Public support for fighting poverty is growing.
A much–publicized poll from Harvard’s Institute of Politics last week finds that millennials increasingly favor government action to reduce poverty and expand opportunity. In fact, 47 percent of those between the ages of 18-29 agree that “basic necessities, such as food and shelter, are a right that government should provide to those unable to afford them.” That’s up from 43 percent last year and 42 percent in 2014. A similar number of millennials—45 percent—believe the government should spend more to reduce poverty. That’s a dramatic increase from the 40 percent who shared this view in 2015, and the 35 percent who did in 2013.
But what the media missed in covering this poll is that these numbers actually understate the broad, bipartisan support for key safety net programs that help low- and moderate-income Americans.

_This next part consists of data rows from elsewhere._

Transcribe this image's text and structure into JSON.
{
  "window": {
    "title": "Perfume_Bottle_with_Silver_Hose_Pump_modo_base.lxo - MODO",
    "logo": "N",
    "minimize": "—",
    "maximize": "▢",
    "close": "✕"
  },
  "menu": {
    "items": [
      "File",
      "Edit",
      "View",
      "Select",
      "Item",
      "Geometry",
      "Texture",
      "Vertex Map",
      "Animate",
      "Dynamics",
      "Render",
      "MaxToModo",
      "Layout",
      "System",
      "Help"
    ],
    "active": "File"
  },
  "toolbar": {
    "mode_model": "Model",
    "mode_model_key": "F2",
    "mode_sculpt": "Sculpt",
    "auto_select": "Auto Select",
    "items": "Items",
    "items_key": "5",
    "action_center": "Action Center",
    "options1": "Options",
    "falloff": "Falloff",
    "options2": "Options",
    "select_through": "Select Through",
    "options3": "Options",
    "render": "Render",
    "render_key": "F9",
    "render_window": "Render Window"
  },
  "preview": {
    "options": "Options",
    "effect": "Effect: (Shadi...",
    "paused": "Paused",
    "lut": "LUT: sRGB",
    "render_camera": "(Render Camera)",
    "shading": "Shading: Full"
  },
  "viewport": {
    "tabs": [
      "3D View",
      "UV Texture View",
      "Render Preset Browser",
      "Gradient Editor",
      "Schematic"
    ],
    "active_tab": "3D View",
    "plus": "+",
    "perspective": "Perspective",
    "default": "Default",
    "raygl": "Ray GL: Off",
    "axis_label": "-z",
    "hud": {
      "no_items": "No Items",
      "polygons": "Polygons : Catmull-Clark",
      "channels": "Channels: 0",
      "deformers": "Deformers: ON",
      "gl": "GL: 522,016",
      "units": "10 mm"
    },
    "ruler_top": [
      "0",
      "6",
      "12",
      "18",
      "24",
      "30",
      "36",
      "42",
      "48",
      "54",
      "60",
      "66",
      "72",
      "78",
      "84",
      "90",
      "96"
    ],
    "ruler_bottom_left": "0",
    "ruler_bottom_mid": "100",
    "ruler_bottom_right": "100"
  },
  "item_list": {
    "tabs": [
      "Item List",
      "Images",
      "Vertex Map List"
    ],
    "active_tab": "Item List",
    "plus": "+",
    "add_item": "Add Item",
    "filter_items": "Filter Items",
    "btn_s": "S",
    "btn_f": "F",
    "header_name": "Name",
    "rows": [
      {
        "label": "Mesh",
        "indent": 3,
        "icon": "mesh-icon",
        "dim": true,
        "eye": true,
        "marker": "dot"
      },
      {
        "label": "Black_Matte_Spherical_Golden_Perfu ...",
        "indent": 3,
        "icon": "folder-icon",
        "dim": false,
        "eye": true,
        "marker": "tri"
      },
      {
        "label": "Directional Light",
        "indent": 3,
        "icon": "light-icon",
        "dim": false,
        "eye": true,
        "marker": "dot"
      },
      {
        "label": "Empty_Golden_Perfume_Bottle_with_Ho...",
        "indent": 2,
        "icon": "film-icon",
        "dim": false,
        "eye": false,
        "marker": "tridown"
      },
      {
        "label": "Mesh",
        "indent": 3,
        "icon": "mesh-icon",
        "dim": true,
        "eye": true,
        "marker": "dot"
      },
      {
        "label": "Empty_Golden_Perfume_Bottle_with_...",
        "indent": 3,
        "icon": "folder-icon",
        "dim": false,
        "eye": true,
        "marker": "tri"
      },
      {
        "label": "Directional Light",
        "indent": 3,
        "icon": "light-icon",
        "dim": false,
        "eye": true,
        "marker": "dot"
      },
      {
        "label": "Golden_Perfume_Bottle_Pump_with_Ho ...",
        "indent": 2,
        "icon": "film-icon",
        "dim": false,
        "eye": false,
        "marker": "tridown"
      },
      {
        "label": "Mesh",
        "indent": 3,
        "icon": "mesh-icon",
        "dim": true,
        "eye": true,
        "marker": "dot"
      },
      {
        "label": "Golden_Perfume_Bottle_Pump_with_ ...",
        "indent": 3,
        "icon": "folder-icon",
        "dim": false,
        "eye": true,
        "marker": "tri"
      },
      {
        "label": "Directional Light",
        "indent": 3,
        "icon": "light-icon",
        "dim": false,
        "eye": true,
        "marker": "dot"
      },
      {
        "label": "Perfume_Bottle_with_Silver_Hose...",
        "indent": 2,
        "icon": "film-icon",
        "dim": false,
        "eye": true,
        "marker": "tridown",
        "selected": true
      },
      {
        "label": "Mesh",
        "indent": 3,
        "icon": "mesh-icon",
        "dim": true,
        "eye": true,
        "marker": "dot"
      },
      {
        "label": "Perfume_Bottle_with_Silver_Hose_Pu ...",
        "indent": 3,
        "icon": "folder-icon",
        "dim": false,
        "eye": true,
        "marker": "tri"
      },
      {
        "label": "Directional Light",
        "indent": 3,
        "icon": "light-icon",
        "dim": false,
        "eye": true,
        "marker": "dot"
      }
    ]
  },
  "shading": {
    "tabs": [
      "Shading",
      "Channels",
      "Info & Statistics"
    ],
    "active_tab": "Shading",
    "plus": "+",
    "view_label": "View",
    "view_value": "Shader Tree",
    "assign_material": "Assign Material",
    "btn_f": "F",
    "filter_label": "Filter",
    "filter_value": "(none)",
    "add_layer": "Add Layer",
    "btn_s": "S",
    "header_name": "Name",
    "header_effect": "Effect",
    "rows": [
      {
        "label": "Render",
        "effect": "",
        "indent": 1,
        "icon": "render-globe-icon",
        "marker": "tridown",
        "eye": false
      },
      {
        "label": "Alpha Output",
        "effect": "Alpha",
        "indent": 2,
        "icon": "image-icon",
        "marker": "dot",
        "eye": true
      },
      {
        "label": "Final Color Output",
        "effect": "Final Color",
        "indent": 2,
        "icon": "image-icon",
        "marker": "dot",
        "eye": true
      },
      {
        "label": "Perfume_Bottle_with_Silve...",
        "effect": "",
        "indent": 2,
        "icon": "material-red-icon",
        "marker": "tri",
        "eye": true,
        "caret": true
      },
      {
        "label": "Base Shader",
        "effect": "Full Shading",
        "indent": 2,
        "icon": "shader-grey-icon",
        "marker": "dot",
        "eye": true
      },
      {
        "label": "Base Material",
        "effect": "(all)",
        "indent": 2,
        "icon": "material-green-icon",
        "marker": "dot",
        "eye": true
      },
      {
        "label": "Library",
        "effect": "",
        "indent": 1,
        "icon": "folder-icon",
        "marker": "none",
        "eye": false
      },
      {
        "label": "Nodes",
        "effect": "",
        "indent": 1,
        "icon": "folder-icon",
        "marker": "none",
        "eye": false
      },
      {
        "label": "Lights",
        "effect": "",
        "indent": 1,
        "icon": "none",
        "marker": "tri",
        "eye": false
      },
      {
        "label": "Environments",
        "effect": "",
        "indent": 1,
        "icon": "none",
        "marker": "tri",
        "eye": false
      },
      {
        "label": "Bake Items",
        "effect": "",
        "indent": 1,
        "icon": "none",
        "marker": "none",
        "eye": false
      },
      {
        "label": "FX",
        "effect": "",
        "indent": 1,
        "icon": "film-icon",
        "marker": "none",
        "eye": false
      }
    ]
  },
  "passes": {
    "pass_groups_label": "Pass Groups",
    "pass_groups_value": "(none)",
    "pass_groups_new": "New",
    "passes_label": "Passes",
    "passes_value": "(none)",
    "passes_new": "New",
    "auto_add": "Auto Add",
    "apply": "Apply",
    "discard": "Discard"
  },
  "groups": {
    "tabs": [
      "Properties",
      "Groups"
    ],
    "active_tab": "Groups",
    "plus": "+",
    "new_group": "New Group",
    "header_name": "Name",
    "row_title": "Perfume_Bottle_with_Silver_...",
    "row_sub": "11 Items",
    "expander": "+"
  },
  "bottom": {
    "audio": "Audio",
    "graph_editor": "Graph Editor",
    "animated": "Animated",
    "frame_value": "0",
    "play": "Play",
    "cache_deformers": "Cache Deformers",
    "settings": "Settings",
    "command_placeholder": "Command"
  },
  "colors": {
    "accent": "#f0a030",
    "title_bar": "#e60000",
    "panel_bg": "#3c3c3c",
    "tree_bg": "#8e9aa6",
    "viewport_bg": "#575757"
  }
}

A Vox/Morning Consult poll last month found that 60 percent of people ages 18-29 would be willing to pay additional taxes to fund “welfare benefits, such as help for women with infants or children, or nutrition programs”—significantly higher support than the Harvard findings. A majority—51 percent—would also pay more taxes to provide additional income assistance for those living below the poverty line.
Moreover, support for antipoverty programs is not limited to younger voters. 53 percent of Gen Xers—those between the ages of 45 and 54—support more benefit funding for women, infants or children. And when it comes to Social Security, a majority of voters in every age group would be willing to pay additional taxes to fund the program—including 56 percent of millennials. In fact, a Pew poll this year found that 54 percent of respondents from all age groups think aiding those in poverty should be a “top priority” for Congress and the President this year.